更に、本発明においては、合紙の切断、及び、該合紙の端部の固定の解除を、上方に配した板が、下方に配した板の上に配置されるまでに行うこともできるし、上方に配した板が、下方に配した板の上に配置された後に行うこともできる。前者の場合には、合紙の切断、及び、該合紙の端部の固定の解除を、上方に配した板の降下中に行うことができるので、より生産効率に優れる。後者の場合には、合紙が2枚の板に挟持された状態で、該合紙の切断、及び、該合紙の端部の固定の解除を行うので、より該合紙の位置がずれにくい。
更に、本発明では、引き延ばす前の合紙の端部を固定する位置の近傍に、該合紙を固定する別の固定部を設け、該合紙に張力を与えた状態で引き延ばすと、該合紙の切断が行いやすく、該合紙の位置ずれが発生しにくいので、好ましい。別の固定部の近傍で、合紙の切断を行うと、より該合紙の切断が行いやすいので、より好ましい。

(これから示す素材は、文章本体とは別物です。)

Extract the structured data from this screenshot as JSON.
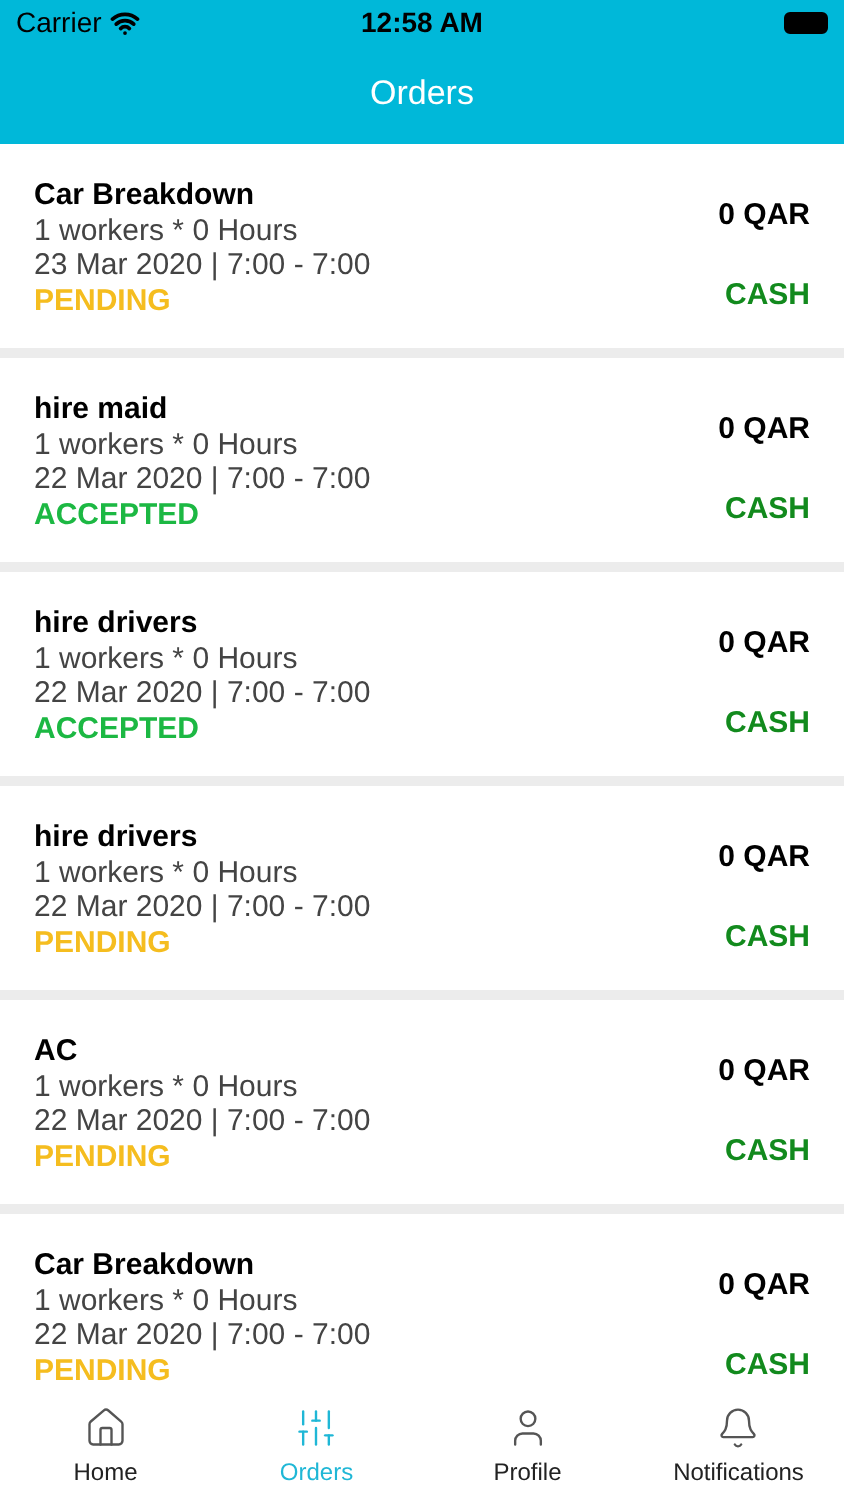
{
  "status_bar": {
    "carrier": "Carrier",
    "time": "12:58 AM"
  },
  "header": {
    "title": "Orders"
  },
  "orders": [
    {
      "title": "Car Breakdown",
      "workers": "1 workers * 0 Hours",
      "date": "23 Mar 2020 | 7:00 - 7:00",
      "status": "PENDING",
      "color": "#f5bd1f",
      "price": "0 QAR",
      "payment": "CASH"
    },
    {
      "title": "hire maid",
      "workers": "1 workers * 0 Hours",
      "date": "22 Mar 2020 | 7:00 - 7:00",
      "status": "ACCEPTED",
      "color": "#1cb843",
      "price": "0 QAR",
      "payment": "CASH"
    },
    {
      "title": "hire drivers",
      "workers": "1 workers * 0 Hours",
      "date": "22 Mar 2020 | 7:00 - 7:00",
      "status": "ACCEPTED",
      "color": "#1cb843",
      "price": "0 QAR",
      "payment": "CASH"
    },
    {
      "title": "hire drivers",
      "workers": "1 workers * 0 Hours",
      "date": "22 Mar 2020 | 7:00 - 7:00",
      "status": "PENDING",
      "color": "#f5bd1f",
      "price": "0 QAR",
      "payment": "CASH"
    },
    {
      "title": "AC",
      "workers": "1 workers * 0 Hours",
      "date": "22 Mar 2020 | 7:00 - 7:00",
      "status": "PENDING",
      "color": "#f5bd1f",
      "price": "0 QAR",
      "payment": "CASH"
    },
    {
      "title": "Car Breakdown",
      "workers": "1 workers * 0 Hours",
      "date": "22 Mar 2020 | 7:00 - 7:00",
      "status": "PENDING",
      "color": "#f5bd1f",
      "price": "0 QAR",
      "payment": "CASH"
    }
  ],
  "tabs": [
    {
      "label": "Home",
      "kind": "home",
      "selected": false
    },
    {
      "label": "Orders",
      "kind": "orders",
      "selected": true
    },
    {
      "label": "Profile",
      "kind": "profile",
      "selected": false
    },
    {
      "label": "Notifications",
      "kind": "notifications",
      "selected": false
    }
  ]
}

更に、本発明では、上方に配した板を降下し、合紙を介して下方に配した板の上に配置する工程において、下方に配した板を上昇させることもできる。
【発明の効果】
【0008】
本発明によれば、連続した合紙を2枚の板の間に配置すると共に、適切な長さに切断する、合紙の配置方法を提供することができる。
【図面の簡単な説明】
【0009】
【図1】図1は、本発明にかかる合紙の配置方法の一実施例において、合紙の配置方法を行う前の状態を示す図である。
【図2】図2は、本発明にかかる合紙の配置方法の一実施例において、板移動装置の直下に板を配した状態を示す図である。

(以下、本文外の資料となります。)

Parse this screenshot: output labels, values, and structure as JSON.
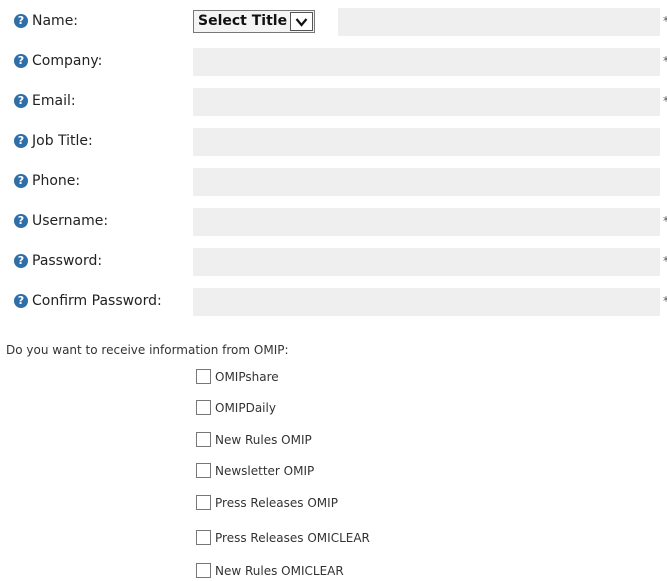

【図3】図3は、本発明にかかる合紙の配置方法の一実施例において、板を板搬送装置より上方に配した状態を示す図である。
【図4】図4は、本発明にかかる合紙の配置方法の一実施例において、上方に配した板の直下に別の板を配した状態を示す図である。
【図5】図5は、本発明にかかる合紙の配置方法の一実施例において、2枚の板の間に合紙を配した状態を示す図である。

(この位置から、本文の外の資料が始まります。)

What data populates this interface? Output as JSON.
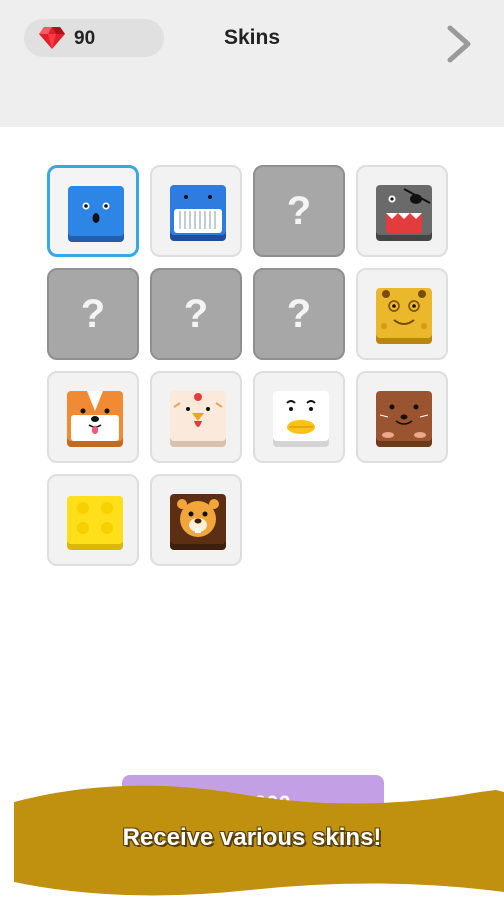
{
  "header": {
    "gem_count": "90",
    "title": "Skins",
    "gem_icon": "ruby-gem-icon",
    "next_icon": "chevron-right-icon"
  },
  "skins": [
    {
      "id": "blue-face",
      "state": "selected",
      "label": ""
    },
    {
      "id": "whale",
      "state": "unlocked",
      "label": ""
    },
    {
      "id": "locked-1",
      "state": "locked",
      "label": "?"
    },
    {
      "id": "pirate",
      "state": "unlocked",
      "label": ""
    },
    {
      "id": "locked-2",
      "state": "locked",
      "label": "?"
    },
    {
      "id": "locked-3",
      "state": "locked",
      "label": "?"
    },
    {
      "id": "locked-4",
      "state": "locked",
      "label": "?"
    },
    {
      "id": "giraffe",
      "state": "unlocked",
      "label": ""
    },
    {
      "id": "corgi",
      "state": "unlocked",
      "label": ""
    },
    {
      "id": "chicken",
      "state": "unlocked",
      "label": ""
    },
    {
      "id": "duck",
      "state": "unlocked",
      "label": ""
    },
    {
      "id": "otter",
      "state": "unlocked",
      "label": ""
    },
    {
      "id": "lego",
      "state": "unlocked",
      "label": ""
    },
    {
      "id": "lion",
      "state": "unlocked",
      "label": ""
    }
  ],
  "buy_button": {
    "price": "300"
  },
  "banner": {
    "text": "Receive various skins!"
  },
  "colors": {
    "header_bg": "#eeeeee",
    "selected_border": "#39a7e4",
    "locked_tile": "#a7a7a7",
    "buy_button": "#c39fe6",
    "banner": "#c0910f"
  }
}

【図6】図6は、本発明にかかる合紙の配置方法の一実施例において、合紙を切断した状態を示す図である。
【図7】図7は、本発明にかかる合紙の配置方法の一実施例において、2枚の板を合紙を介して積載した状態を示す図である。
【図8】図8は、本発明にかかる合紙の配置方法の別の実施例において、合紙の配置方法を行う前の状態を示す図である。
【図9】図9は、本発明にかかる合紙の配置方法の別の実施例において、板移動装置の直下に板を配した状態を示す図である。
【図10】図10は、本発明にかかる合紙の配置方法の別の実施例において、板を板搬送装置より上方に配した状態を示す図である。
【図11】図11は、本発明にかかる合紙の配置方法の別の実施例において、上方に配した板の直下に別の板を配した状態を示す図である。
【図12】図12は、本発明にかかる合紙の配置方法の別の実施例において、2枚の板の間に合紙を配した状態を示す図である。
【図13】図13は、本発明にかかる合紙の配置方法の別の実施例において、2枚の板を合紙を介して積載した状態を示す図である。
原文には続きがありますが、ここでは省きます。